The United Kingdom's business secretary said Monday that a bill to overhaul Nigeria's oil industry should be focused on what helps the West African nation, rather than what benefits the foreign oil companies working there.
The comments by Vince Cable on a visit to Lagos represent a departure from what Western diplomats have said in the past about the Petroleum Industry Bill, which analysts say would sharply reduce the profits of foreign companies like Chevron Corp., ExxonMobil Corp., Eni SpA, Royal Dutch Shell PLC and Total SA. Diplomats largely have supported the position of the oil companies in a nation that remains crucial to U.S. gasoline supplies.

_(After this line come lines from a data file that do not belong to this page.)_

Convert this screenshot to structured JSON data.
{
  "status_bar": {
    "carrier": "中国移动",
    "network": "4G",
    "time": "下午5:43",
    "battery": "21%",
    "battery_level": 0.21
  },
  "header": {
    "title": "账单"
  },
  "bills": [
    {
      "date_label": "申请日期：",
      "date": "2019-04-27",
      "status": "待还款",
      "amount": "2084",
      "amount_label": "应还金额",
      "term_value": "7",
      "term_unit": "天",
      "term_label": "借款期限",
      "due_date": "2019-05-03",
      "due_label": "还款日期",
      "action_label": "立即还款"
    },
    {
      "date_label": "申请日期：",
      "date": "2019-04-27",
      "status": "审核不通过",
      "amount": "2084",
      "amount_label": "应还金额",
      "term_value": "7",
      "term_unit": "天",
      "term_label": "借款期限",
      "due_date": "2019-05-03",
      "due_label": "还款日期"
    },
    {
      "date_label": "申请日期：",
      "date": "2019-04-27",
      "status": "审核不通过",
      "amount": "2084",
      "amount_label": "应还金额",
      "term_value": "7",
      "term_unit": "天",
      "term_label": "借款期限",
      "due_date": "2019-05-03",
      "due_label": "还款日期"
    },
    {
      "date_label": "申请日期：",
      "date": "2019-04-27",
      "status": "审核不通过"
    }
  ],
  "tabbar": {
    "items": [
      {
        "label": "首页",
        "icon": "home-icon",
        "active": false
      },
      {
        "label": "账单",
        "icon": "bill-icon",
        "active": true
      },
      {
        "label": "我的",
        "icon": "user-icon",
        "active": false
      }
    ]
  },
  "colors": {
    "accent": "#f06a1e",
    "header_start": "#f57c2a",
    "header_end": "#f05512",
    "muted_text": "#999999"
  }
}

Cable, speaking before business leaders gathered at a breakfast meeting Monday, said the overhaul bill could help transparency and accountability efforts in the nation. The bill would require the government-run Nigerian National Petroleum Corp., which partners with all foreign oil firms, to seek profits like a private business and not rely on government subsidies.
"The issue here is not what is good for the oil companies, but what best helps the country maximize its potential," Cable said.
However, he cautioned that the bill needs to be "well-crafted," without going into specifics.
Oil money provides about 80 percent of Nigeria's government funding, which trickles down to states that have budgets greater than those of surrounding nations. But the corruption that pervades the nation often sees that money go into political leaders' pockets rather than toward government services.
Shell, which has strong presence in Britain and where Cable once worked as an economist, previously has said that it has put $40 billion in planned investments on hold in Nigeria over the outcome of the bill. Cable is a member of the Liberal Democrats, the junior partner to the Conservatives in Britain's coalition government.
It remains unclear, however, whether the oil overhaul bill has the traction necessary to move from proposal to law. The bill has languished for years before Nigeria's National Assembly, despite claims by various leaders, including President Goodluck Jonathan, that it quickly would win lawmakers' approval.
Cable, who once worked as an economics adviser to Kenya's government, also highlighted Africa's recent economic resurgence despite the global recession. He sat next to billionaire businessman Aliko Dangote during the event Monday in Lagos. He acknowledged that British firms have backed away from marquee road projects and other improvements in Africa, in part out of not being paid for work in the past. He made the comments inside the Oriental Hotel, a massive new building recently built in Lagos by Chinese construction companies.
He also urged Nigeria to do more to fight the government corruption that chokes the country. He recounted giving a talk to military dictator and mass embezzler Sani Abacha in the 1990s about what could happen to Nigeria if corruption went unchecked.
Abacha "listened politely and even burst into laughed when one of his ministers ... angrily interrupted me to say: 'There is no such thing as corruption in Nigeria,'" Cable said.